Well, let’s say you were invited to help create a universe and you had the nerve to say yes. Alberto Yepez has done that. His life began in the second largest city in Peru, Ariquipa, and proceeds to engineering studies in Lima at Universidad Nacional de Ingienería, where students had to put on fund drives to pay for the experiment needed for the hands-on portion of the curriculum. He was No. 43 out of 40,000 applicants to the school applying for 2,000 openings – precocious from the start. He was then offered a scholarship to attend the University of San Francisco, after which he worked for Apple for 10 years, until 1995. Significantly, Apple groomed him for management, sending him to Caleb University for a master’s in business administration. But Apple was struggling when he got back, laying off workers (not a smart phone in sight in those days). So Yepez asked for severance from the company. His manager said no, after all, they had just paid for his education. But the manager also hinted that he could start is own company and no one could stop him. 

Yes, this is the story of Internet. At the ground floor, Yepez and his wife started a consulting firm which not only grew to a team of 50 engineers in two years, but helped brand name companies (Oracle, Synopsis, Cisco and others), that were among the first Silicon Valley upstarts seeking to create a safe haven for e-commerce out of an imagined universe we now call the Internet. 

As he developed his mastery of cybersecurity, Yepez, within two years, had signed up many of the world’s largest banks as clients. Then, thinking of taking his company public, Yepez, instead, yielded to temptation, selling the company outright to Entrust for $720 million. This propelled him to seat on the Entrust’s board, which is the same, essentially, as going from pauper to a player at King Arthur’s round table in the space of fifteen years. 

He professes to have no secrets, no invisible guiding hand, no inside news that helped him along. He understands Latinos face discrimination and offers this succinct advice, “You have to be better than your competition and not just better – a whole lot better. You have to excel.” He also explains that many people helped him along the way and a sense of reciprocity doesn’t hurt. 

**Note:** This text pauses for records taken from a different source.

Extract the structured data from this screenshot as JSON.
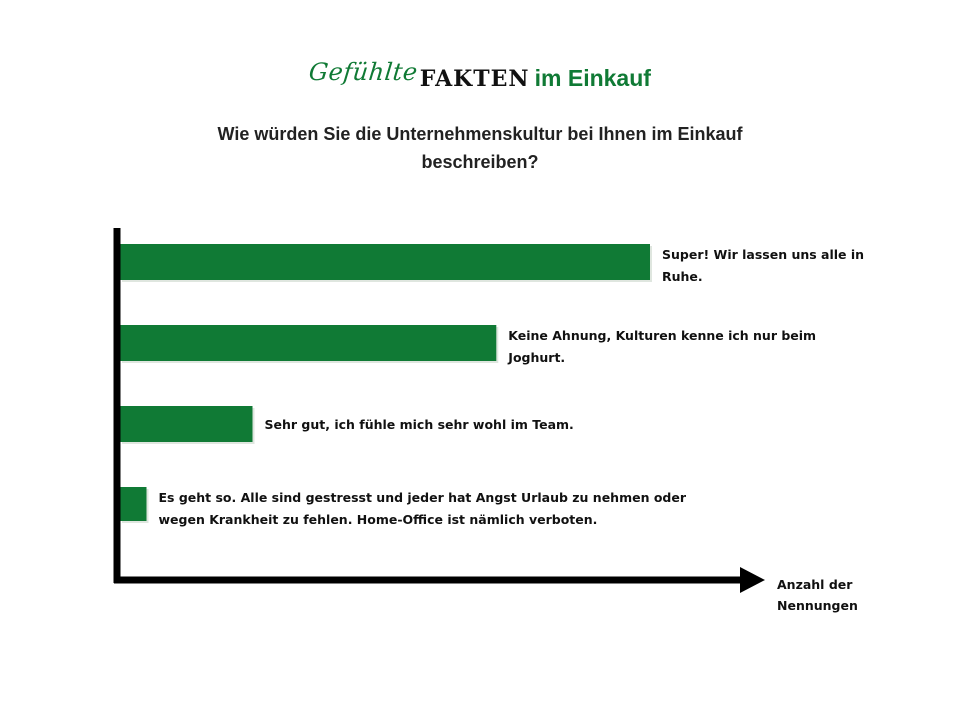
{
  "header": {
    "brand_word1": "Gefühlte",
    "brand_word2": "FAKTEN",
    "brand_word3": "im Einkauf",
    "question": "Wie würden Sie die Unternehmenskultur bei Ihnen im Einkauf beschreiben?"
  },
  "colors": {
    "bar": "#107a35",
    "axis": "#000000",
    "brand": "#107a35"
  },
  "chart_data": {
    "type": "bar",
    "orientation": "horizontal",
    "title": "Wie würden Sie die Unternehmenskultur bei Ihnen im Einkauf beschreiben?",
    "xlabel": "Anzahl der Nennungen",
    "ylabel": "",
    "categories": [
      "Super! Wir lassen uns alle in Ruhe.",
      "Keine Ahnung, Kulturen kenne ich nur beim Joghurt.",
      "Sehr gut, ich fühle mich sehr wohl im Team.",
      "Es geht so. Alle sind gestresst und jeder hat Angst Urlaub zu nehmen oder wegen Krankheit zu fehlen. Home-Office ist nämlich verboten."
    ],
    "label_lines": [
      [
        "Super! Wir lassen uns alle in",
        "Ruhe."
      ],
      [
        "Keine Ahnung, Kulturen kenne ich nur beim",
        "Joghurt."
      ],
      [
        "Sehr gut, ich fühle mich sehr wohl im Team."
      ],
      [
        "Es geht so. Alle sind gestresst und jeder hat Angst Urlaub zu nehmen oder",
        "wegen Krankheit zu fehlen. Home-Office ist nämlich verboten."
      ]
    ],
    "values": [
      100,
      71,
      25,
      5
    ],
    "value_unit": "relative length (no numeric scale shown)",
    "xlim": [
      0,
      100
    ],
    "axis_arrow": true,
    "grid": false,
    "legend": "none"
  }
}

Meanwhile, there are bad guys out there and Yepez says they aren’t going away anytime soon – hackers turning into cyber thieves, foreign governments turning into cyber saboteurs. In that sense, Yepez, co-founder of cybersecurity investment firm Forgepoint is putting money into companies Forgepoint feels can protect our future. He’s like the J. Edgar Hoover of the Internet, playing the game as benefactor and friend.